Evil super power– You can have HIV without knowing it. It’s estimated that 13% of HIV positive people don’t know they have it, which means many people don’t go to their doctor until they have been infected for a while. A quick and simple blood test can easily detect HIV – it just needs people to come forwards and have it done.
Key weakness– Whilst HIV is currently an incurable disease (i.e. you can’t get rid of it once infection is established) we have very effective methods of controlling it, and preventing serious or life-threatening complications. The development of anti-retroviral medications means people diagnosed with HIV today can expect life expectancies the same or close to those without the infection. There is also some pretty serious science being carried out to try to cure the disease.

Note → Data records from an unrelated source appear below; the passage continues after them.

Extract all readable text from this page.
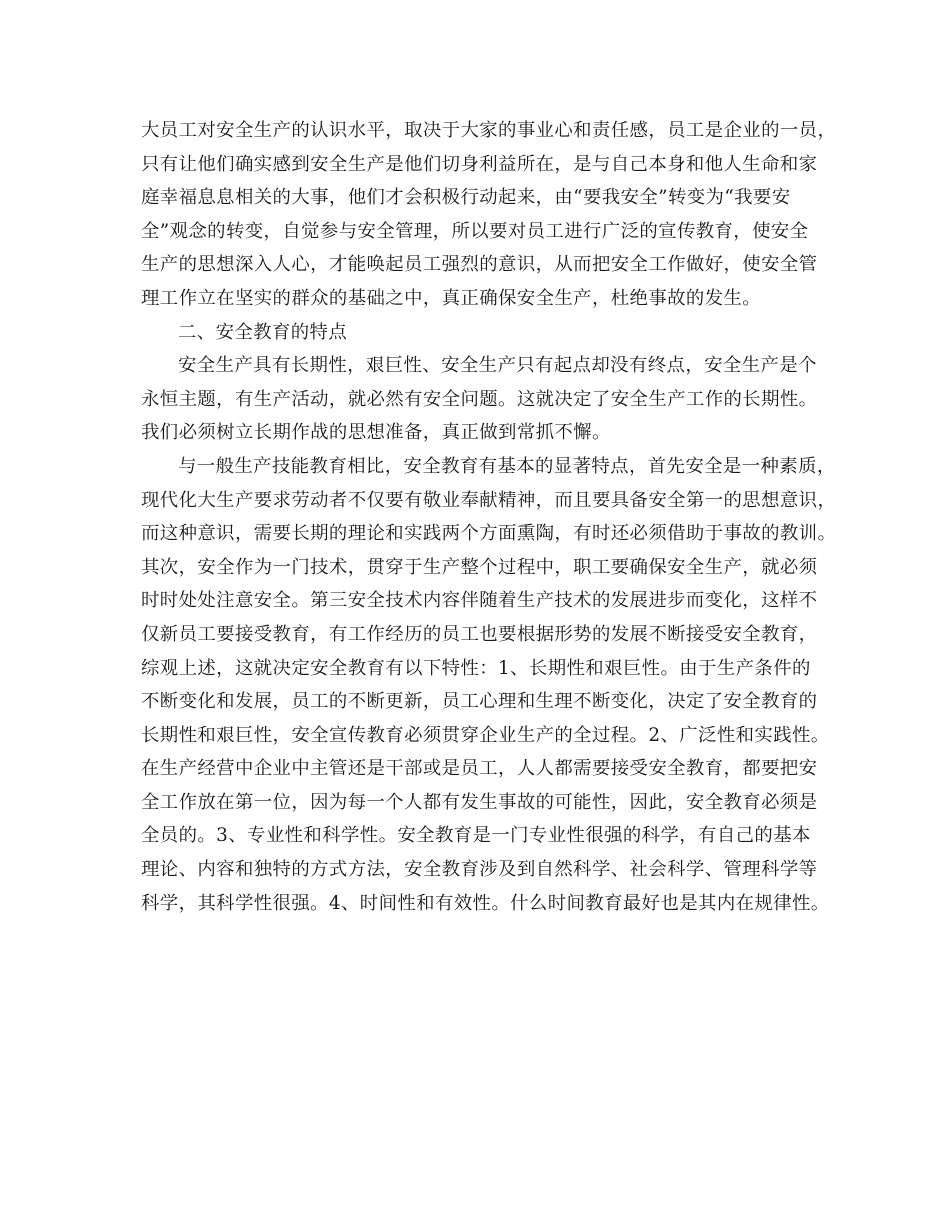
大员工对安全生产的认识水平，取决于大家的事业心和责任感，员工是企业的一员，
只有让他们确实感到安全生产是他们切身利益所在，是与自己本身和他人生命和家
庭幸福息息相关的大事，他们才会积极行动起来，由“要我安全”转变为“我要安
全”观念的转变，自觉参与安全管理，所以要对员工进行广泛的宣传教育，使安全
生产的思想深入人心，才能唤起员工强烈的意识，从而把安全工作做好，使安全管
理工作立在坚实的群众的基础之中，真正确保安全生产，杜绝事故的发生。
二、安全教育的特点
安全生产具有长期性，艰巨性、安全生产只有起点却没有终点，安全生产是个
永恒主题，有生产活动，就必然有安全问题。这就决定了安全生产工作的长期性。
我们必须树立长期作战的思想准备，真正做到常抓不懈。
与一般生产技能教育相比，安全教育有基本的显著特点，首先安全是一种素质，
现代化大生产要求劳动者不仅要有敬业奉献精神，而且要具备安全第一的思想意识，
而这种意识，需要长期的理论和实践两个方面熏陶，有时还必须借助于事故的教训。
其次，安全作为一门技术，贯穿于生产整个过程中，职工要确保安全生产，就必须
时时处处注意安全。第三安全技术内容伴随着生产技术的发展进步而变化，这样不
仅新员工要接受教育，有工作经历的员工也要根据形势的发展不断接受安全教育，
综观上述，这就决定安全教育有以下特性：1、长期性和艰巨性。由于生产条件的
不断变化和发展，员工的不断更新，员工心理和生理不断变化，决定了安全教育的
长期性和艰巨性，安全宣传教育必须贯穿企业生产的全过程。2、广泛性和实践性。
在生产经营中企业中主管还是干部或是员工，人人都需要接受安全教育，都要把安
全工作放在第一位，因为每一个人都有发生事故的可能性，因此，安全教育必须是
全员的。3、专业性和科学性。安全教育是一门专业性很强的科学，有自己的基本
理论、内容和独特的方式方法，安全教育涉及到自然科学、社会科学、管理科学等
科学，其科学性很强。4、时间性和有效性。什么时间教育最好也是其内在规律性。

Keeping safe– The barrier method of contraception is the best way to avoid transmission between sexual partners. If you are HIV positive and pregnant your doctor will go through your options to reduce passing it on to your baby, including early caesarean section and avoiding breastfeeding. If you think you might have been exposed to HIV, get tested, as the risk factors for this STI are numerous. GUM clinics offer HIV testing, and you can also request HIV tests from your GP.
Being polite– You really need to get in contact with previous sexual partners if you find yourself with a HIV diagnosis. If you don’t want to do this in person, you can contact trace partners via your local GUM clinic. You should also be honest with all new sexual partners. Condoms are not 100% efficient at preventing the spread of HIV and it is unfair, and unlawful, to allow partners to take this risk if not fully informed. Whilst HIV is a legal minefield for the UK justice system, reckless transmission is now a criminal offence in the UK.
Most importantly, treat HIV positive people the same way you’d treat any friend! Those 1980s days of Angels in America/Rent style terror may be over, but prejudice still happens. Help stop its perpetuation and kill the stigma.